So you have that old screenplay from 10 years back that you printed out but long ago lost the floppy disc you’d it saved on. If it’s time to resurrect it and you don’t feel like taking a couple of days to tediously type the whole thing up again, then no fear, Google is here.
Google is taking another one of its experimental features and taking it mainstream: optical character recognition.
The feature originally started out at Google software engineer Jaron Schaeffer’s 20% project before finally being added as an experimental and now full-fledged feature of Google’s cloud-based answer to software like Microsoft Office, Google Docs.
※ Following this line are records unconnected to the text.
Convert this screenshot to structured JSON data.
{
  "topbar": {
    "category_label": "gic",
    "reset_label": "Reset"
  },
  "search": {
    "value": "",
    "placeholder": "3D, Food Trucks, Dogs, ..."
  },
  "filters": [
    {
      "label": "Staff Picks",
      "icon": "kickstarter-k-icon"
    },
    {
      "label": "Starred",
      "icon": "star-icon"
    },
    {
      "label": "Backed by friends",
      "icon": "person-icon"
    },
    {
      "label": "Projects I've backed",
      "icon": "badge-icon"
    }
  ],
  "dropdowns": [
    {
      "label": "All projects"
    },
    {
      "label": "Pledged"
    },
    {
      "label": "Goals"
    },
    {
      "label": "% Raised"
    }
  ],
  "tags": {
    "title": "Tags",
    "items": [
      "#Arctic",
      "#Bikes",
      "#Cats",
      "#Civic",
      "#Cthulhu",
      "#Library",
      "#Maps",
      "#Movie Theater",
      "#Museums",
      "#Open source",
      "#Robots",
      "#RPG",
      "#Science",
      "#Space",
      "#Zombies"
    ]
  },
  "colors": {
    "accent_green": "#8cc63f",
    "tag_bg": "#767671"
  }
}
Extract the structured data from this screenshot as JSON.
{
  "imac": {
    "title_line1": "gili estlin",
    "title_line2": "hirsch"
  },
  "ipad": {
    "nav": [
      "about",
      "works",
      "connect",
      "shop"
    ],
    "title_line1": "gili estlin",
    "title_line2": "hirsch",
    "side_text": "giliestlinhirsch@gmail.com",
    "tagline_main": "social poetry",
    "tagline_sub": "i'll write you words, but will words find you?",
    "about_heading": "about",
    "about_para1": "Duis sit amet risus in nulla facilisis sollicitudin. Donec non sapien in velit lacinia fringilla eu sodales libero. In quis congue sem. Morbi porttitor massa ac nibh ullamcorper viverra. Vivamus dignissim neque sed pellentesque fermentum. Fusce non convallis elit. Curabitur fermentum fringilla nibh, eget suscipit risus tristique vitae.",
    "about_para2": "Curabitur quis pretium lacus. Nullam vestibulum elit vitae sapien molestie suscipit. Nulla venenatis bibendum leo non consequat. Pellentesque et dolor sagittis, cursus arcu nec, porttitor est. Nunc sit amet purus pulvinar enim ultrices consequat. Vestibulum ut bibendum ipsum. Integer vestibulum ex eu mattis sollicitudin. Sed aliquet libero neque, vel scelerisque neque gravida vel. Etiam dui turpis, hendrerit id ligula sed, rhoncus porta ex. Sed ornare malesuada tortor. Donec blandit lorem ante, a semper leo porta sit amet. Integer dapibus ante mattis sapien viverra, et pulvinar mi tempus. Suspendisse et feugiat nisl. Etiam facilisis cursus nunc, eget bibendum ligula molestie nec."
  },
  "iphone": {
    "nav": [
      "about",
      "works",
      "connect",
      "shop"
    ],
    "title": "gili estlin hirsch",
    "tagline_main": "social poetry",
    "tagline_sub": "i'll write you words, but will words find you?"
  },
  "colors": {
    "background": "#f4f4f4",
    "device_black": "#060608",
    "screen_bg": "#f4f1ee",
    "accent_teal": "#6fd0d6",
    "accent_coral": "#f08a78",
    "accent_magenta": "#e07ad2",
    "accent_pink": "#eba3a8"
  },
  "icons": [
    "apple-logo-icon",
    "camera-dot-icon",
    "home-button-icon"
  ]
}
Optical character recognition is the automatic translation of text, whether handwritten, typed or otherwise, into “machine-encoded text” – e.g. an editable .txt or .doc file. According to the original release of the feature, OCR “will only work well on high-resolution images, so if the original document is faded and grainy, set the DPI high when scanning it for better results.
The option to translate an image into text is available on the upload screen and can be used on PDF, JPEG, GIF and PNG files. As warned in today’s release, not all formatting may be preserved, so an original of the scan is included in the document. Currently Google Docs OCR supports English, French, Italian, German and Spanish, but as always, our favorite polyglot Google says more languages are soon on the way.
The only problem so far might be that it just doesn’t work all that well. The official Google announcement only mentions documents, so we found some handwritten images on the Web, tried uploading them and got zip, zilch, zero for text. As Chris Cameron wrote the other day, when the feature was first noticed on the unofficial Google Operating System blog, “those who rely on OCR heavily will likely be disappointed with the features and may have better results with commercial solutions.”